The experimental results of solar disinfection did not achieve the total or effective inactivation of any bacterial strain studied at any time. However, significant disinfection rates were achieved for E. coli, with a 1.53–2.68 log reduction, and for E. faecalis, with a 0.55–2.16 log reduction. These data did not affect the purpose of the research, which was to verify the law of reciprocity.

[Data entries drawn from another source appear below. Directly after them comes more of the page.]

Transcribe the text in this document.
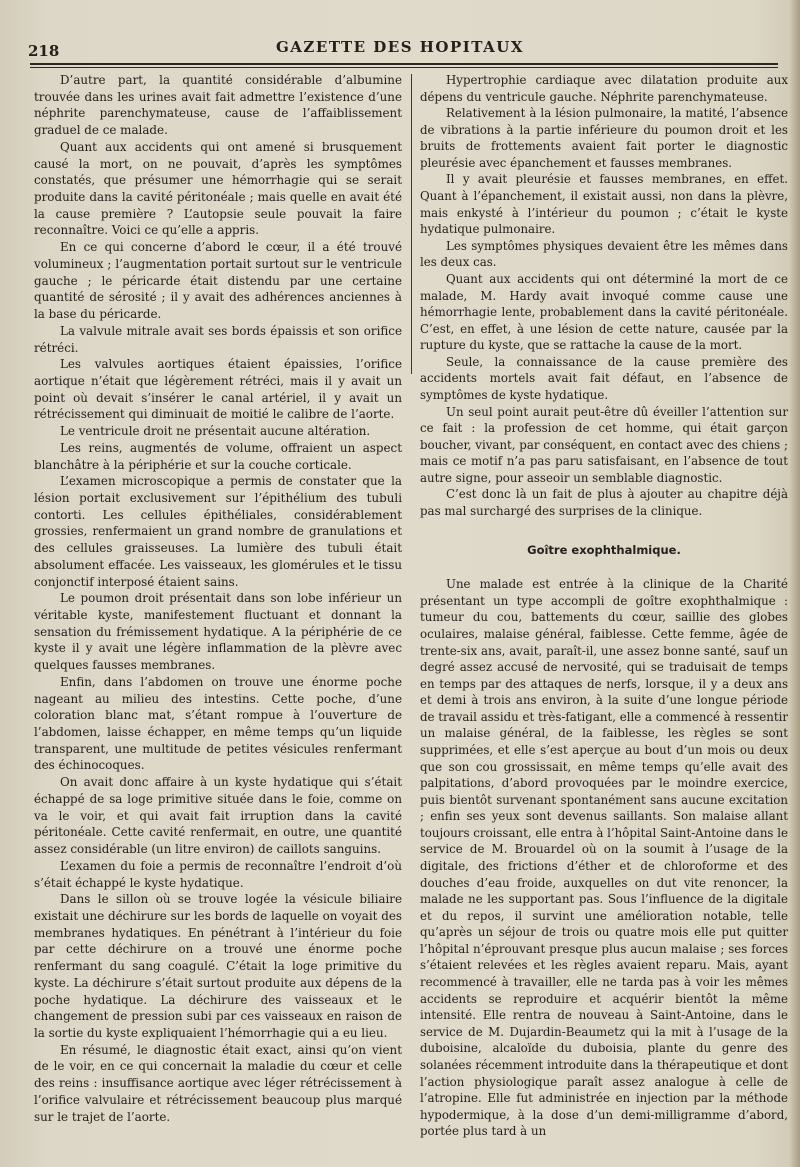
218	GAZETTE DES HOPITAUX

D’autre part, la quantité considérable d’albumine trouvée dans les urines avait fait admettre l’existence d’une néphrite parenchymateuse, cause de l’affaiblissement graduel de ce malade.

Quant aux accidents qui ont amené si brusquement causé la mort, on ne pouvait, d’après les symptômes constatés, que présumer une hémorrhagie qui se serait produite dans la cavité péritonéale ; mais quelle en avait été la cause première ? L’autopsie seule pouvait la faire reconnaître. Voici ce qu’elle a appris.

En ce qui concerne d’abord le cœur, il a été trouvé volumineux ; l’augmentation portait surtout sur le ventricule gauche ; le péricarde était distendu par une certaine quantité de sérosité ; il y avait des adhérences anciennes à la base du péricarde.

La valvule mitrale avait ses bords épaissis et son orifice rétréci.

Les valvules aortiques étaient épaissies, l’orifice aortique n’était que légèrement rétréci, mais il y avait un point où devait s’insérer le canal artériel, il y avait un rétrécissement qui diminuait de moitié le calibre de l’aorte.

Le ventricule droit ne présentait aucune altération.

Les reins, augmentés de volume, offraient un aspect blanchâtre à la périphérie et sur la couche corticale.

L’examen microscopique a permis de constater que la lésion portait exclusivement sur l’épithélium des tubuli contorti. Les cellules épithéliales, considérablement grossies, renfermaient un grand nombre de granulations et des cellules graisseuses. La lumière des tubuli était absolument effacée. Les vaisseaux, les glomérules et le tissu conjonctif interposé étaient sains.

Le poumon droit présentait dans son lobe inférieur un véritable kyste, manifestement fluctuant et donnant la sensation du frémissement hydatique. A la périphérie de ce kyste il y avait une légère inflammation de la plèvre avec quelques fausses membranes.

Enfin, dans l’abdomen on trouve une énorme poche nageant au milieu des intestins. Cette poche, d’une coloration blanc mat, s’étant rompue à l’ouverture de l’abdomen, laisse échapper, en même temps qu’un liquide transparent, une multitude de petites vésicules renfermant des échinocoques.

On avait donc affaire à un kyste hydatique qui s’était échappé de sa loge primitive située dans le foie, comme on va le voir, et qui avait fait irruption dans la cavité péritonéale. Cette cavité renfermait, en outre, une quantité assez considérable (un litre environ) de caillots sanguins.

L’examen du foie a permis de reconnaître l’endroit d’où s’était échappé le kyste hydatique.

Dans le sillon où se trouve logée la vésicule biliaire existait une déchirure sur les bords de laquelle on voyait des membranes hydatiques. En pénétrant à l’intérieur du foie par cette déchirure on a trouvé une énorme poche renfermant du sang coagulé. C’était la loge primitive du kyste. La déchirure s’était surtout produite aux dépens de la poche hydatique. La déchirure des vaisseaux et le changement de pression subi par ces vaisseaux en raison de la sortie du kyste expliquaient l’hémorrhagie qui a eu lieu.

En résumé, le diagnostic était exact, ainsi qu’on vient de le voir, en ce qui concernait la maladie du cœur et celle des reins : insuffisance aortique avec léger rétrécissement à l’orifice valvulaire et rétrécissement beaucoup plus marqué sur le trajet de l’aorte.

Hypertrophie cardiaque avec dilatation produite aux dépens du ventricule gauche. Néphrite parenchymateuse.

Relativement à la lésion pulmonaire, la matité, l’absence de vibrations à la partie inférieure du poumon droit et les bruits de frottements avaient fait porter le diagnostic pleurésie avec épanchement et fausses membranes.

Il y avait pleurésie et fausses membranes, en effet. Quant à l’épanchement, il existait aussi, non dans la plèvre, mais enkysté à l’intérieur du poumon ; c’était le kyste hydatique pulmonaire.

Les symptômes physiques devaient être les mêmes dans les deux cas.

Quant aux accidents qui ont déterminé la mort de ce malade, M. Hardy avait invoqué comme cause une hémorrhagie lente, probablement dans la cavité péritonéale. C’est, en effet, à une lésion de cette nature, causée par la rupture du kyste, que se rattache la cause de la mort.

Seule, la connaissance de la cause première des accidents mortels avait fait défaut, en l’absence de symptômes de kyste hydatique.

Un seul point aurait peut-être dû éveiller l’attention sur ce fait : la profession de cet homme, qui était garçon boucher, vivant, par conséquent, en contact avec des chiens ; mais ce motif n’a pas paru satisfaisant, en l’absence de tout autre signe, pour asseoir un semblable diagnostic.

C’est donc là un fait de plus à ajouter au chapitre déjà pas mal surchargé des surprises de la clinique.

Goître exophthalmique.

Une malade est entrée à la clinique de la Charité présentant un type accompli de goître exophthalmique : tumeur du cou, battements du cœur, saillie des globes oculaires, malaise général, faiblesse. Cette femme, âgée de trente-six ans, avait, paraît-il, une assez bonne santé, sauf un degré assez accusé de nervosité, qui se traduisait de temps en temps par des attaques de nerfs, lorsque, il y a deux ans et demi à trois ans environ, à la suite d’une longue période de travail assidu et très-fatigant, elle a commencé à ressentir un malaise général, de la faiblesse, les règles se sont supprimées, et elle s’est aperçue au bout d’un mois ou deux que son cou grossissait, en même temps qu’elle avait des palpitations, d’abord provoquées par le moindre exercice, puis bientôt survenant spontanément sans aucune excitation ; enfin ses yeux sont devenus saillants. Son malaise allant toujours croissant, elle entra à l’hôpital Saint-Antoine dans le service de M. Brouardel où on la soumit à l’usage de la digitale, des frictions d’éther et de chloroforme et des douches d’eau froide, auxquelles on dut vite renoncer, la malade ne les supportant pas. Sous l’influence de la digitale et du repos, il survint une amélioration notable, telle qu’après un séjour de trois ou quatre mois elle put quitter l’hôpital n’éprouvant presque plus aucun malaise ; ses forces s’étaient relevées et les règles avaient reparu. Mais, ayant recommencé à travailler, elle ne tarda pas à voir les mêmes accidents se reproduire et acquérir bientôt la même intensité. Elle rentra de nouveau à Saint-Antoine, dans le service de M. Dujardin-Beaumetz qui la mit à l’usage de la duboisine, alcaloïde du duboisia, plante du genre des solanées récemment introduite dans la thérapeutique et dont l’action physiologique paraît assez analogue à celle de l’atropine. Elle fut administrée en injection par la méthode hypodermique, à la dose d’un demi-milligramme d’abord, portée plus tard à un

The results show that the reciprocity law was only justified for the solar disinfection of E. coli, while E. faecalis suffered deviations in regards to this law. The inactivation kinetics of E. coli revealed almost identical inactivation rates in each trial for the same UV dose, which was also very similar for the three tests performed, under different environmental conditions. However, it was observed that the reciprocity may suffer slight deviations and is not always fulfilled at low UV doses (UV doses < 20 Wh/m² have been estimated based on the results obtained in this work). For E. faecalis, the law was valid at intensities < 700 W/m², and it was rejected at higher solar irradiation intensities (>700 W/m²). Moreover, C. perfringens strains did not show relevant results after disinfection treatment, so the behaviour of this bacteria should be studied in depth. On the other hand, it was observed that the physiological response that occurred between the microorganisms studied and the SODIS treatment differed between the bacteria analysed. Therefore, it was reaffirmed that it is natural to expect anomalies in the reciprocity law for different bacterial species.

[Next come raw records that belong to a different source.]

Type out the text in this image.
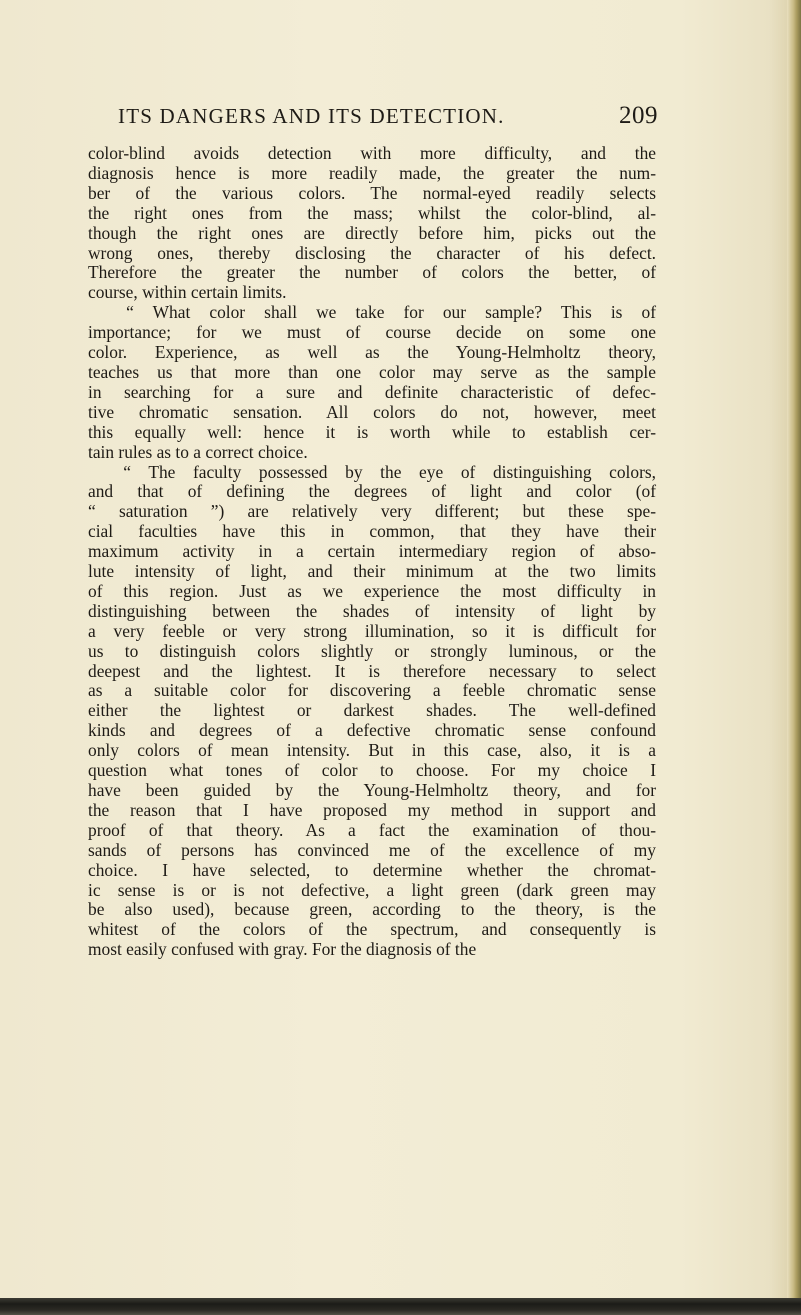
ITS DANGERS AND ITS DETECTION.	209
color-blind avoids detection with more difficulty, and the
diagnosis hence is more readily made, the greater the num-
ber of the various colors. The normal-eyed readily selects
the right ones from the mass; whilst the color-blind, al-
though the right ones are directly before him, picks out the
wrong ones, thereby disclosing the character of his defect.
Therefore the greater the number of colors the better, of
course, within certain limits.
“ What color shall we take for our sample? This is of
importance; for we must of course decide on some one
color. Experience, as well as the Young-Helmholtz theory,
teaches us that more than one color may serve as the sample
in searching for a sure and definite characteristic of defec-
tive chromatic sensation. All colors do not, however, meet
this equally well: hence it is worth while to establish cer-
tain rules as to a correct choice.
“ The faculty possessed by the eye of distinguishing colors,
and that of defining the degrees of light and color (of
“ saturation ”) are relatively very different; but these spe-
cial faculties have this in common, that they have their
maximum activity in a certain intermediary region of abso-
lute intensity of light, and their minimum at the two limits
of this region. Just as we experience the most difficulty in
distinguishing between the shades of intensity of light by
a very feeble or very strong illumination, so it is difficult for
us to distinguish colors slightly or strongly luminous, or the
deepest and the lightest. It is therefore necessary to select
as a suitable color for discovering a feeble chromatic sense
either the lightest or darkest shades. The well-defined
kinds and degrees of a defective chromatic sense confound
only colors of mean intensity. But in this case, also, it is a
question what tones of color to choose. For my choice I
have been guided by the Young-Helmholtz theory, and for
the reason that I have proposed my method in support and
proof of that theory. As a fact the examination of thou-
sands of persons has convinced me of the excellence of my
choice. I have selected, to determine whether the chromat-
ic sense is or is not defective, a light green (dark green may
be also used), because green, according to the theory, is the
whitest of the colors of the spectrum, and consequently is
most easily confused with gray. For the diagnosis of the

In summary, as there is no valid and equal final conclusion for all bacteria studied, without absolute certainty that the reciprocity law is always fulfilled, the reciprocity law could not be used to accurately calculate or estimate the disinfection of wastewater from the received global solar radiation values and the treatment time. Furthermore, taking into account that in real tertiary treatment applications, it will not be possible to control the water temperature, we can conclude that we cannot currently use this law to estimate the solar disinfection of water under different climatic conditions. Further research with different microorganisms, as well as different temperatures, would be needed to determine whether the law holds true and could be used to make daily estimates of tertiary solar water disinfection. It would also be interesting to determine whether the microbial concentration influences the reciprocity law during solar disinfection. Finally, the way in which this law affects natural versus synthetic water samples should also be studied, as the literature expresses differing opinions.